A willingness to look unimaginative for a sustained period – or even to look foolish –is also essential.” Buffett seems to say that investors should focus on their long-term goals and understand it’s not going to be a straight line to get there. The problems of chasing returns and failing to stick to investment plans is the undoing of most investors.
On mutual fund fees and experts, Mr Buffett revisits a 10-year wager he made involving an investment in a cost-free investment in an unmanaged S&P 500 index fund (Buffett’s choice) against a universe of 200-plus hedge fund managers (picked by an investment advisor) charging management fees.
At the end of the bet (December 2017), the index fund averaged 8.5 per cent annually (one million investment would have gained Sh1.26 million) while the funds-of-funds averaged 3.15 per cent annually (one million would have gained a mere Sh363,000).

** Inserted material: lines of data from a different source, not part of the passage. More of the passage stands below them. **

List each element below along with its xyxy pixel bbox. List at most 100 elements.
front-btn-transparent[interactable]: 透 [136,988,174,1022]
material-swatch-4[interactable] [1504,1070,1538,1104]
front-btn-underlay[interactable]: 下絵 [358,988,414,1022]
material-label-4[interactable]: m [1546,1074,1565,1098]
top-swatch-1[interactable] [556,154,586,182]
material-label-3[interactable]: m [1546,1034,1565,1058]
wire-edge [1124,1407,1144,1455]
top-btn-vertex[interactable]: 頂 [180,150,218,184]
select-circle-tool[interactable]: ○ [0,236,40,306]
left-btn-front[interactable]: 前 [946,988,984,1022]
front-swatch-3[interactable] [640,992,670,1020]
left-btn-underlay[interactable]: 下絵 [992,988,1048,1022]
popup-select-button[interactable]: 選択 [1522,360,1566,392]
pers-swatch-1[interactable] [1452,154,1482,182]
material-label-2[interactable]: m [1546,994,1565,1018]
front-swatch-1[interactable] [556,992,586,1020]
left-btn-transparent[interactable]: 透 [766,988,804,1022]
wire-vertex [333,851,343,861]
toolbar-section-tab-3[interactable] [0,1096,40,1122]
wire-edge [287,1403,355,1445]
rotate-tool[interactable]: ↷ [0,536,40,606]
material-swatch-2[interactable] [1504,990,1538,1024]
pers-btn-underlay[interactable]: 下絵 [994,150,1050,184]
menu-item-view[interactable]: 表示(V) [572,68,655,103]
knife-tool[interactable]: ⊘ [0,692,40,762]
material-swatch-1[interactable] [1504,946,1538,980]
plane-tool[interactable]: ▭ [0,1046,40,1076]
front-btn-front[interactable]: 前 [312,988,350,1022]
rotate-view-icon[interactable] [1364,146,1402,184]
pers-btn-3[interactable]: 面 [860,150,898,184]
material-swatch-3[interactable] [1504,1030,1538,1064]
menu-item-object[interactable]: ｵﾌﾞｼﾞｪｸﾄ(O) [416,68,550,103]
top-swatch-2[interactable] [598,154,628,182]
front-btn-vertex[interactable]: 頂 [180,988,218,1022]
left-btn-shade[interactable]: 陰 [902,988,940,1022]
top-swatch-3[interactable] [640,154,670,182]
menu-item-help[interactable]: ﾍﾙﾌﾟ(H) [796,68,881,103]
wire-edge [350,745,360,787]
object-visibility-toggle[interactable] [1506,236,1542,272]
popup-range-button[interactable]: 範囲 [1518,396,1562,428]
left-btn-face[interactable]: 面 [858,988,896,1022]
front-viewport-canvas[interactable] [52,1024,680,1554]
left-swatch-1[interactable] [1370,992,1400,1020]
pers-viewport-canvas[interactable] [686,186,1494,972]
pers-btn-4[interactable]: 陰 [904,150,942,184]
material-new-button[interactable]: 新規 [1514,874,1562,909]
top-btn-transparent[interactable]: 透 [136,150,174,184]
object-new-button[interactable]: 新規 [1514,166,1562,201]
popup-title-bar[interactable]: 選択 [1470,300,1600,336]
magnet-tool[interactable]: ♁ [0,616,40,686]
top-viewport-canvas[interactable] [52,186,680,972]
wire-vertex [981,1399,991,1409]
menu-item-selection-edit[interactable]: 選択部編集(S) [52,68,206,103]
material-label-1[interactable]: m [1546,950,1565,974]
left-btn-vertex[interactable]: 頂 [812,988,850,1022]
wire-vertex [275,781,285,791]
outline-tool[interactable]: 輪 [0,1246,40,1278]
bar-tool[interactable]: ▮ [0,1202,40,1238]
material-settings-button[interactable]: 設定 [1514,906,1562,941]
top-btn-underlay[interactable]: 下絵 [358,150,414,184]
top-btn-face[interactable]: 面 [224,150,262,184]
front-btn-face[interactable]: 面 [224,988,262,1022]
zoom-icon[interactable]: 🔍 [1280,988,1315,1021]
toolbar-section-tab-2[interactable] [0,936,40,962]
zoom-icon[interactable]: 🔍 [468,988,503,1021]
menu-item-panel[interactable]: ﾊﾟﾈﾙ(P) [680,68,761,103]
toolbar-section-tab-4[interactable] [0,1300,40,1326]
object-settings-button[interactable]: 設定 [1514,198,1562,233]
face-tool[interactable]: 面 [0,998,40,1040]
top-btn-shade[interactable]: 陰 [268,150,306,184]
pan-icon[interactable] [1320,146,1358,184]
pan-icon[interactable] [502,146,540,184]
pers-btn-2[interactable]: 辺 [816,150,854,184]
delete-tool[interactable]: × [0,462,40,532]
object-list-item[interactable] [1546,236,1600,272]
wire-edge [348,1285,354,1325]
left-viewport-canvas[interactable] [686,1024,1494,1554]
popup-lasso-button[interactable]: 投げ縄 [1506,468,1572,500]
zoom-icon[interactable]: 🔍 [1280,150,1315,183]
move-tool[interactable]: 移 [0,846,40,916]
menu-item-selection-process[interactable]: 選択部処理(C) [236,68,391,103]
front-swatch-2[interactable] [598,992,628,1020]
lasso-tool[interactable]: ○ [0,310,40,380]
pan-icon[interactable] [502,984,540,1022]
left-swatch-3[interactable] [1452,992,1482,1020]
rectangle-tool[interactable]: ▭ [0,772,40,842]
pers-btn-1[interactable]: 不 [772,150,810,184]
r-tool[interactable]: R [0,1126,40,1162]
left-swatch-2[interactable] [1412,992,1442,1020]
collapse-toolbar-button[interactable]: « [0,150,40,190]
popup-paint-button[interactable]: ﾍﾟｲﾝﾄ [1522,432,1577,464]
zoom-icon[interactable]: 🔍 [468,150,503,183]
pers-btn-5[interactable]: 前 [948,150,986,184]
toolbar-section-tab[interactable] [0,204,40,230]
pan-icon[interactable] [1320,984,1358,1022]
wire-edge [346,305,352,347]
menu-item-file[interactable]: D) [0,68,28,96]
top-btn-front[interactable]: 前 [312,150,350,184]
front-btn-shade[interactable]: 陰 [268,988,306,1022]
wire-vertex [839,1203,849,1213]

The disappointing results for the funds demonstrated one thing; most investment managers add zero value to investors. They are the only ones that benefit. Unfortunately, most investors will keep falling for the “investment expert” tag and still place their monies with funds.
Just for your information; Berkshire Hathaway’s (Buffett’s investment vehicle) gain in net worth during 2017 was Sh6.5 trillion, which increased the per share book value of both its class A and class B stock by 23 per cent.
Over the last 53 years, per share book value has grown from Sh1,900 to Sh21,175,000, a rate of 19 per cent compounded annually.